See Howard sense the surge of power the opal gives Garnett. Watch as his eyes read the lines of force gathering around him—the sports books that are all betting on Garnett to lose, the men outside who see Howard as a loser to be abused, the stone that, like him, is constantly underestimated—and decide to risk everything by betting the $165,000 on Garnett to win with the power of the opal. See him juicing Garnett with his narrative of a win, the story Howard will force into reality with his inner light.

See Howard lock Arno and his thugs in clear vestibule, while he sits like a king in the center of the KMH showroom, watching the game on TV. See how he makes Arno, the eternal doubter, watch him. See Howard cross a staggering emotional spectrum, pacing the floor, narrating the game, watching it unfold according to his will, just as he predicted it would. See Howard aglow in his kingdom, surrounded by his jewels, as his uncut gem pushes Garnett to play the best game of his life, just as Howard knew it would. See Howard recognize that he was right about Garnett, about his opal, about himself and finally, as Arno watches in genuinely giddy astonishment, see Howard’s captive audience of doubters realize that he was right. That he is more than his flaws, that there is something special within him.

See Howard win.

And as with all risks, with all wins, comes the required sacrifice, the one needed needed to complete the story—be it a series of plagues or a broken leg or a mass exodus, the House always collects a fee for such massive gambles. The bullet that passes through Howard’s skull when he releases Arno’s furious collectors ends his story here, at its highest, most exultant moment, when his bet won millions, when he bent reality to his will, when he overcame centuries of hate and loss to play god, if only for one perfect moment. The tragically beautiful, or beautifully tragic, thing about Howard is that he must have known the House would always win in the end, but he bet on himself anyway. Because after a lifetime of loss, a single win redeeming everything within him would be worth that sacrifice. 
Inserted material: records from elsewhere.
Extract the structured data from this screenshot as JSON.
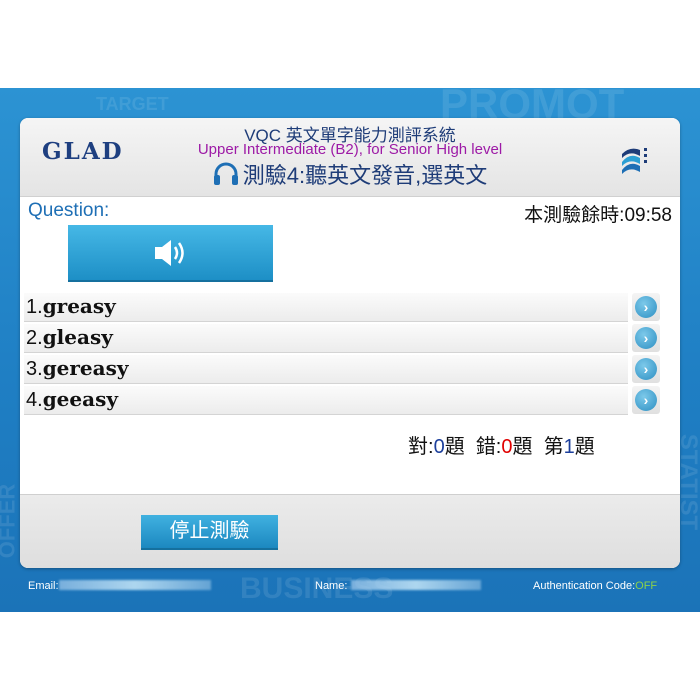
{
  "background_words": [
    "TARGET",
    "PROMOT",
    "BUSINESS",
    "OFFER",
    "STATIST"
  ],
  "header": {
    "logo": "GLAD",
    "app_title": "VQC 英文單字能力測評系統",
    "level": "Upper Intermediate (B2), for Senior High level",
    "test_name": "測驗4:聽英文發音,選英文"
  },
  "question": {
    "label": "Question:",
    "timer_label": "本測驗餘時:",
    "timer_value": "09:58"
  },
  "options": [
    {
      "num": "1.",
      "word": "greasy"
    },
    {
      "num": "2.",
      "word": "gleasy"
    },
    {
      "num": "3.",
      "word": "gereasy"
    },
    {
      "num": "4.",
      "word": "geeasy"
    }
  ],
  "score": {
    "correct_label": "對:",
    "correct_value": "0",
    "correct_unit": "題",
    "wrong_label": "錯:",
    "wrong_value": "0",
    "wrong_unit": "題",
    "number_label": "第",
    "number_value": "1",
    "number_unit": "題"
  },
  "stop_button": "停止測驗",
  "footer": {
    "email_label": "Email:",
    "name_label": "Name:",
    "auth_label": "Authentication Code:",
    "auth_value": "OFF"
  },
  "colors": {
    "brand_blue": "#1e3c78",
    "level_purple": "#9d1aa6",
    "button_blue": "#2b9fd4",
    "wrong_red": "#e00000",
    "auth_green": "#8cd14a"
  }
}
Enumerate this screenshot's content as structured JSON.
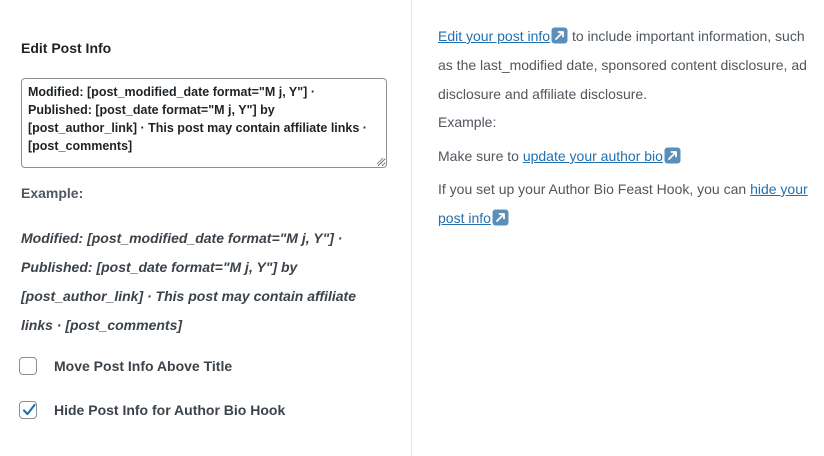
{
  "left": {
    "section_title": "Edit Post Info",
    "textarea_value": "Modified: [post_modified_date format=\"M j, Y\"] · Published: [post_date format=\"M j, Y\"] by [post_author_link] · This post may contain affiliate links · [post_comments]",
    "example_label": "Example:",
    "example_text": "Modified: [post_modified_date format=\"M j, Y\"] · Published: [post_date format=\"M j, Y\"] by [post_author_link] · This post may contain affiliate links · [post_comments]",
    "checkboxes": [
      {
        "label": "Move Post Info Above Title",
        "checked": false
      },
      {
        "label": "Hide Post Info for Author Bio Hook",
        "checked": true
      }
    ]
  },
  "right": {
    "p1_link": "Edit your post info",
    "p1_text": " to include important information, such as the last_modified date, sponsored content disclosure, ad disclosure and affiliate disclosure.",
    "p1_example": "Example:",
    "p2_text": "Make sure to ",
    "p2_link": "update your author bio",
    "p3_text": "If you set up your Author Bio Feast Hook, you can ",
    "p3_link": "hide your post info"
  },
  "icons": {
    "external": "external-link-icon",
    "check": "check-icon"
  },
  "colors": {
    "link": "#2271b1",
    "check": "#2271b1",
    "ext_icon_bg": "#5b8fb9"
  }
}
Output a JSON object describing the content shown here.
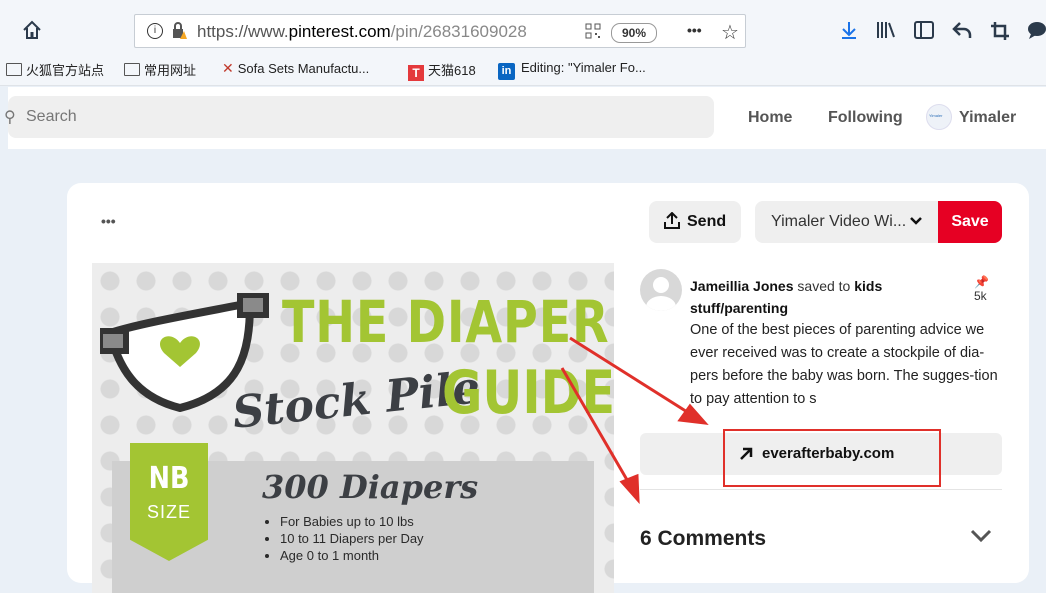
{
  "browser": {
    "url_prefix": "https://www.",
    "url_domain": "pinterest.com",
    "url_path": "/pin/26831609028",
    "zoom": "90%",
    "more": "•••"
  },
  "bookmarks": [
    {
      "label": "火狐官方站点",
      "icon": "folder-icon"
    },
    {
      "label": "常用网址",
      "icon": "folder-icon"
    },
    {
      "label": "Sofa Sets Manufactu...",
      "icon": "sofa-favicon"
    },
    {
      "label": "天猫618",
      "icon": "tmall-favicon",
      "badge": "T"
    },
    {
      "label": "Editing: \"Yimaler Fo...",
      "icon": "linkedin-favicon",
      "badge": "in"
    }
  ],
  "header": {
    "search_placeholder": "Search",
    "nav_home": "Home",
    "nav_following": "Following",
    "nav_profile": "Yimaler",
    "avatar_text": "Yimaler"
  },
  "pin_actions": {
    "more": "•••",
    "send": "Send",
    "board": "Yimaler Video Wi...",
    "save": "Save"
  },
  "pin_image": {
    "title_line1": "THE DIAPER",
    "title_script": "Stock Pile",
    "title_line2": "GUIDE",
    "badge_top": "NB",
    "badge_bottom": "SIZE",
    "count": "300 Diapers",
    "bullets": [
      "For Babies up to 10 lbs",
      "10 to 11 Diapers per Day",
      "Age 0 to 1 month"
    ]
  },
  "pin_meta": {
    "user": "Jameillia Jones",
    "saved_to": "saved to",
    "board_line1": "kids",
    "board_line2": "stuff/parenting",
    "pin_count": "5k",
    "description": "One of the best pieces of parenting advice we ever received was to create a stockpile of dia-pers before the baby was born. The sugges-tion to pay attention to s",
    "destination": "everafterbaby.com",
    "comments": "6 Comments"
  },
  "colors": {
    "save_red": "#e60023",
    "brand_green": "#a3c533",
    "annotation_red": "#e0302a"
  }
}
See Howard lying on the floor, his head haloed in a pool of blood, almost smirking at his victory even in death—his broken vestibule won’t open for these men, and they’ll be found with his body, and pay for what they’ve done, just as Howard has paid. See Howard’s face as it smirks from the cold floor. As a pixelated Garnett says from the television that hovers on the wall over Howards bleeding body: “When you win, it’s all that matters. The Big Be Quiet. The Big Shut Up. Just me and the rock. Nothing else.”
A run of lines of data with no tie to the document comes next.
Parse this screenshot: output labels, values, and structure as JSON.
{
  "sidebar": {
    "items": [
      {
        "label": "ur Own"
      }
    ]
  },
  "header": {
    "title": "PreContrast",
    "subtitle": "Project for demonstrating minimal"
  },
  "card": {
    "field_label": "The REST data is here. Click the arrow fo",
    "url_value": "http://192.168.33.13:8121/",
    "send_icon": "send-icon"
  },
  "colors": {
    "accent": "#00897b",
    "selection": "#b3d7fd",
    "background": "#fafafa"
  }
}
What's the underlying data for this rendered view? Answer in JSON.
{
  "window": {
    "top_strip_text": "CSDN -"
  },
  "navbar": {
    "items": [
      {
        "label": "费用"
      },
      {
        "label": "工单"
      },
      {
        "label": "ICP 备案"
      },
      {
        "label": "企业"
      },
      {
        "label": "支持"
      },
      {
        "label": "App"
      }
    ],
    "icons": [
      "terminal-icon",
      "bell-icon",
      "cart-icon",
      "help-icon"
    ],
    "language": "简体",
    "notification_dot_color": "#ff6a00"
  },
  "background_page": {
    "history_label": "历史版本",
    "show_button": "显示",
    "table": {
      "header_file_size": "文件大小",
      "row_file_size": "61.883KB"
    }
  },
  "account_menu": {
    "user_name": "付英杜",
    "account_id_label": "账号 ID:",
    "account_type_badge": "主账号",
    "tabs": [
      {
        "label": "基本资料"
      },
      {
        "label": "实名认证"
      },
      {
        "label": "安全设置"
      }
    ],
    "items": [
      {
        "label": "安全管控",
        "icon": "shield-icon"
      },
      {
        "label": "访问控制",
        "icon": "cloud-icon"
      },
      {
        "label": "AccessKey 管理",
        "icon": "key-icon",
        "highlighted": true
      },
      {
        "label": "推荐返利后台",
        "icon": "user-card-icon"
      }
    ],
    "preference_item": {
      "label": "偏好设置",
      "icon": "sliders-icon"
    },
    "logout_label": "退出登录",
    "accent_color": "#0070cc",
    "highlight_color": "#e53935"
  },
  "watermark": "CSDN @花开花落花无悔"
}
See as the ballad of Howie Bling comes to a close, blood pulsing out of his head from a wound that shimmers with an ethereal light more brilliant than any gem in the shattered cases that surround him. There’s a reason the film’s title is pluralized—the opal was only one of the flawed containers of surprising beauty in Uncut Gems. In the Big Be Quiet, the Big Shut Up, this man was the other.

Don’t make the mistake of looking at Howard Ratner. You have to see inside him to experience the wonders he contains.